Have you noticed the presence of the Trinity in the story of the transfiguration? The clue is in Matthew 17:5, which says, “While he was still speaking, behold, a bright cloud cast a shadow over them, then from the cloud came a voice that said, “This is my beloved Son, with whom I am well pleased; listen to him.” We obviously have the presence of the Father in the voice, and Jesus is the Son, so where is the Holy Spirit? In the cloud. The phrase “a bright cloud cast a shadow over them” is phrased as “overshadowed” in other translations. In the Greek it is the same word (episkiazo) that is used to describe how Christ was conceived, “The Holy Spirit will come upon you, and the power of the Most High will overshadow you.” (Luke 1:35) The presence of God is often associated with a cloud, and the Catechism even lists this imagery as a symbol of the Holy Spirit (CCC #697). So, here in this passage, just like the story of the baptism of Jesus and the instructions of the Great Commission, we can find biblical evidence for the Trinity.


Finally, the transfiguration of Christ foreshadows two other significant transformations and gives a glimpse or foretaste of what is to come for the apostles. Seeing Christ in this glorified form was a prophetic sign of the resurrection. The story of the transfiguration itself is set within the context of Jesus’ passion, death and resurrection. Right before this event (in Matt. 16) Jesus was with the apostles at Caesarea Philippi asking them who the people, and who they thought he was. Simon gives his famous confession and Jesus changes his name to Peter and promises him authority over his Church. Then Jesus gives his first prophecy about his death and resurrection. The transfiguration is the next event to take place in Matthew’s gospel and immediately after it Jesus tells the apostles not to speak of it “until the Son of Man has been raised from the dead.” What Peter, James and John unknowingly witnessed was Christ pulling back the veil and providing a glimpse of his glorified body, radiant as the sun. This vision should have been one of those memory markers for them to understand what was happening during the passion and immediately give them a context for understanding Mary’s testimony on Easter morning.
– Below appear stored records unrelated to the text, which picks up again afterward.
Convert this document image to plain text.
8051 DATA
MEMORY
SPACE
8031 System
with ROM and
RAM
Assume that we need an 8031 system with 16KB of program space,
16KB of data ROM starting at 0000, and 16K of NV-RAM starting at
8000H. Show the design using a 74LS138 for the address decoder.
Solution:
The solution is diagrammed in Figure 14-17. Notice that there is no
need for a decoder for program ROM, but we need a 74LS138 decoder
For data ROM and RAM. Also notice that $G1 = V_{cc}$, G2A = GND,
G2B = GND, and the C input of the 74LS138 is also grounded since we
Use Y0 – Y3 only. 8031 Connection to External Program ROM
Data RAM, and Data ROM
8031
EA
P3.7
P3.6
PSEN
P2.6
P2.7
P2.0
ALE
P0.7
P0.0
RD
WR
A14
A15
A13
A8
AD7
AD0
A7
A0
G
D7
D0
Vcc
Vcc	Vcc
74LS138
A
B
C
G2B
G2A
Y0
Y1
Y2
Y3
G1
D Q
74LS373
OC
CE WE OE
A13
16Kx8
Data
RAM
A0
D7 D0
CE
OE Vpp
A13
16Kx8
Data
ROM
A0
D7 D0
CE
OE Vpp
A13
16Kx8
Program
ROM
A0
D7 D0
We should also recognize in the transfiguration the reality of the transubstantiation of bread and wine into the body and blood, soul and divinity of Christ. Jesus’ body was transformed before the eyes of Peter, James and John into some otherworldly form. At every mass, by the power of the same Holy Spirit present at the Incarnation and Transfiguration, simple bread and wine undergo a similar otherworldly change. If only we could see with our physical eyes the spiritual realities taking place and present in the Blessed Sacrament, we would see the same glorified body of Christ shining forth from the tabernacle or monstrance that Peter, James and John saw on that mountain. They came away transformed from that encounter. We too ought to be transformed when we encounter Jesus in the Eucharist.